A Ratio variable has a real zero point, a point which nothing can be below.
For example, an item’s price can be zero, or “free,” but price is not a Ratio value. Why? Because -$1.99, or a negative price, is conceptually possible. Take German government bonds. In a recent auction, the bonds yielded negative 0.0122%.
We try never to pay our customers to purchase our products, but theoretically, negative price has meaning. Therefore, price is an Interval variable.
Many true Ratio variables are found in marketing research. “Number of Page Visits” and “Time on Page” are common Ratio variables. The good news is that almost all statistical techniques used in marketing research can be applied to both Interval and Ratio data. Mean, Median, Mode, Correlation, Standard Deviation and ANOVA are all equally valid with both types of data.
So what does this mean for you?
When you design your experiments, think about the type of variables you will be collecting data for. Interval and Ratio variables allow the most flexibility in statistical analysis, so whenever possible try to use them rather than Ordinal or Nominal data. A survey question could ask “which of the following tasks have you undertaken in the last 24 hours?” which produces a multiple choice, Nominal, answer.
It could also ask, “Please rank these tasks from most to least recently undertaken,” which produces Ordinal data and allows some additional analysis.

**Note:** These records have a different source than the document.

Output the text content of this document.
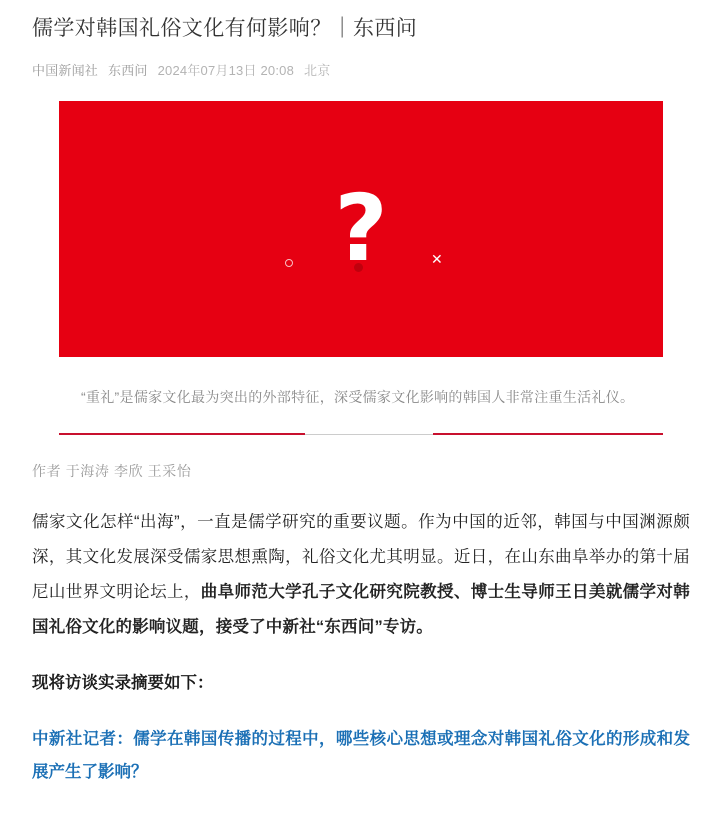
儒学对韩国礼俗文化有何影响？｜东西问
中国新闻社 东西问 2024年07月13日 20:08 北京
✕
?
“重礼”是儒家文化最为突出的外部特征，深受儒家文化影响的韩国人非常注重生活礼仪。
作者 于海涛 李欣 王采怡

儒家文化怎样“出海”，一直是儒学研究的重要议题。作为中国的近邻，韩国与中国渊源颇深，其文化发展深受儒家思想熏陶，礼俗文化尤其明显。近日，在山东曲阜举办的第十届尼山世界文明论坛上，曲阜师范大学孔子文化研究院教授、博士生导师王日美就儒学对韩国礼俗文化的影响议题，接受了中新社“东西问”专访。

现将访谈实录摘要如下：
中新社记者：儒学在韩国传播的过程中，哪些核心思想或理念对韩国礼俗文化的形成和发展产生了影响？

Finally, the survey could ask, “At what time and date did you last undertake these tasks?” producing concrete Interval data which will allow you to compare between respondents and run in depth statistical functions.
In the design phase of your marketing tests, think about the statistical data you would like to produce, and what variable types are required to calculate the results you need in order to answer your research questions. When you enter your data into a statistical software package, be careful to designate the correct variable type in the software so that the program can prevent you from dividing Florida by Minnesota.